I have an extremely embarrassing confession to make. As a teenager, I couldn’t put certain words in alphabetical order without singing the alphabet song, or at least part of it. In other words, if you gave me the words, “rocket” and “tree” I’d have to go, “Q, R, S, T… oh, ok, R comes before T, so ‘rocket’ comes before ‘tree.’” For goodness sakes, I was a 15, not 5! Here’s another weird thing about my academic abilities (or lack of them). My dad, determined to make me the math genius that Asians are known for, had me begin to memorize my multiplication table at the age of five. However, they were all in Chinese and I was seldom quizzed on individual facts but instead had to recite the entire table every time I was quizzed.
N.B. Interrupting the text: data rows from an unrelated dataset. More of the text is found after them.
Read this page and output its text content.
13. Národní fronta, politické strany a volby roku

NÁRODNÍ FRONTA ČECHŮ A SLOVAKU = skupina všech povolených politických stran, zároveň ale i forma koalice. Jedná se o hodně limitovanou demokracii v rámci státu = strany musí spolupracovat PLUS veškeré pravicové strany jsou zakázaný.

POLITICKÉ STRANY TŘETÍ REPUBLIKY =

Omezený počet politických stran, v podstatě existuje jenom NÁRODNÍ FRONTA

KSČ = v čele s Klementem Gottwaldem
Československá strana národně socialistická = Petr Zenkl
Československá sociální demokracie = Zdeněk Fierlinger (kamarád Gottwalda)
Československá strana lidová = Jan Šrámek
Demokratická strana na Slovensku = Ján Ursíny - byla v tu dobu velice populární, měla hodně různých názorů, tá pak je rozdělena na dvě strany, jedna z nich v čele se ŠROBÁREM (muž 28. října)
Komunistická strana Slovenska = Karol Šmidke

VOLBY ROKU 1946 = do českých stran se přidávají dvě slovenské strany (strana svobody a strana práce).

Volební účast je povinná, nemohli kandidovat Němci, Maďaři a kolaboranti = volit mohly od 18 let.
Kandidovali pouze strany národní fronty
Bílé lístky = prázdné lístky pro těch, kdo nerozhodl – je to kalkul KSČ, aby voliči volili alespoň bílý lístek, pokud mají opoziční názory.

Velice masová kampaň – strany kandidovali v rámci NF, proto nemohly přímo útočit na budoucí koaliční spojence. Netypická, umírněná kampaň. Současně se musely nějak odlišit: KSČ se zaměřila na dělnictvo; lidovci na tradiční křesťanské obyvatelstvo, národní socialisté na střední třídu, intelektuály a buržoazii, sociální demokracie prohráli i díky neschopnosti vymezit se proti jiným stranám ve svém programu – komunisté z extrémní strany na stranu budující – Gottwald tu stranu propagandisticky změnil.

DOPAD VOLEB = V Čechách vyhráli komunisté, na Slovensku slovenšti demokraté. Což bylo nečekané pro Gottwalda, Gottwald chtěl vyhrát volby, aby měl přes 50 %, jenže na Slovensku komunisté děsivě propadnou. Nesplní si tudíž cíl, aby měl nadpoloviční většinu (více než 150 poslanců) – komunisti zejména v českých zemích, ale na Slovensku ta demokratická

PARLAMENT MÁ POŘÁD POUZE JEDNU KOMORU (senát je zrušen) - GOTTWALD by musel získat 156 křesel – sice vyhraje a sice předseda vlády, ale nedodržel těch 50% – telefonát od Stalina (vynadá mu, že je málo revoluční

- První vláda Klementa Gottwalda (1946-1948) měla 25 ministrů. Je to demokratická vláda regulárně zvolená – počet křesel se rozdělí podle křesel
So whenever we played games like “Around the Word” in school, or whenever I was quizzed on the facts using only flash cards, I always got lost because if you gave me a problem like 7×8, I would have to recite the seven times table in Chinese, get to 7×8, then translate it back to English before I could give the answer. By that time, I was far behind the other students in my class who recognized the problem and could give the answer right away.
While it may be quite embarrassing to be fumbling with the basics when it comes to reading and arithmetic, much more than pride is at stake when we begin to fumble with the basics of our salvation. In my blog post titled, “Spiritual Special Education,” I discussed how many of us can appear to be very literate, but really have no comprehension skills and do not understand a word we’re reading. When this happens in matters pertaining to our salvation and our relationship with God, it often leaves us defeated and despairing. How do I know this is true? I have lived it for the past 8 years.
In the first few posts of this blog, I discussed how I finally realized that our salvation is secure regardless of what we do and that all our sins past, present and future are paid for in full. However, there was a second part of that work of justification that I still hadn’t learned. That’s the part that had to do with my conscience. To help me illustrate my point, I’m going to once again enlist the help of my Jack Russell Terrier, Colby.
Colby usually is never further than two feet from me. His favorite spot is right under my feet as I sit at my desk to write or craft. If I leave to go to another room, it isn’t long before Colby senses my absence and comes to see what I’m up to. There is one major exception to this however, and that is when Colby knows he’s done something wrong. When he’s had an accident in the house, or when he’s chewed up something other than his food or toys, I have to go hunting for him. Usually he’s found hiding under a table crouching as far away from me as possible. His guilty conscience is separating him from me.
The same happens to me when I do something that I know displeases God. For the last eight years since I received Christ, I have weighed my approachability to God by my most recent behavior record. If, say for the last week I had been having consistent devotions, if I had not had any suicidal thoughts, if I didn’t have any outbursts of anger or manipulated anyone, then I felt okay about approaching God. Here’s the problem though. That is almost never the case. I can always find something that I have done in the last five minutes, much less the last week that has displeased God. One hundred percent of the time I fall short, so my conscience is never clean, and therefore my relationship with God has always been strained at best and non-existent at worst.
Last night I began reading a book that my pastor recommended to me. The book was The Normal Christian Life by Watchman Nee. I was so surprised to see in the very first chapter that he described the exact same dilemma I expressed above. However, instead of offering the expected solution of “try harder to please God,” Nee showed us that the problem with our conscience has already been taken care of. Look at what Hebrews 10:21-22 says, “Since we have a great priest over the house of God, let us draw near to God with a sincere heart in full assurance of faith, having our hearts sprinkled to cleanse us from a guilty conscience…” It’s already been done! The blood of Christ has already cleansed our conscience so that we can approach God just as if we had been perfect all week. How can the blood of Christ cleanse our conscience? By satisfying God’s requirement for the payment of sins, it removes the sin-stain from us so that we can walk in with spotless, white garments. Just like your confidence returns to you after you remove the spaghetti stain from your white blouse and you can now return to the office or party boldly without shame, once the stain of sin is removed, we can now return to the presence of God with confidence and boldness. I realized that I had been living a life very similar to the wedding guest in Matthew 22 who refused to put on the wedding clothes that he was offered. The means by which I am able to approach God boldly has already been provided for me. The only thing left for me to do is put the clothes on and go in.
My former pastor used to tell a story about a football coach whose team was struggling to win games. After losing a lot of games, the coach brought the players together, held up a football and said, “This is a football.” Many times when we’re finding ourselves fumbling all over the place, it may be an indication that we need to start over from the basics. While there are few things more embarrassing than not knowing your alphabet, not knowing the alphabet of salvation and justification is not so much embarrassing as it is tragic. Just as we forfeit a wonderful life of stories and written communication by neglecting to master the alphabet, we forfeit a wonderful life of peace and intimacy with God by neglecting to master the alphabet of salvation. So for those who are still wondering if R comes before or after T, get Watchman Nee’s book and learn that alphabet once and for all!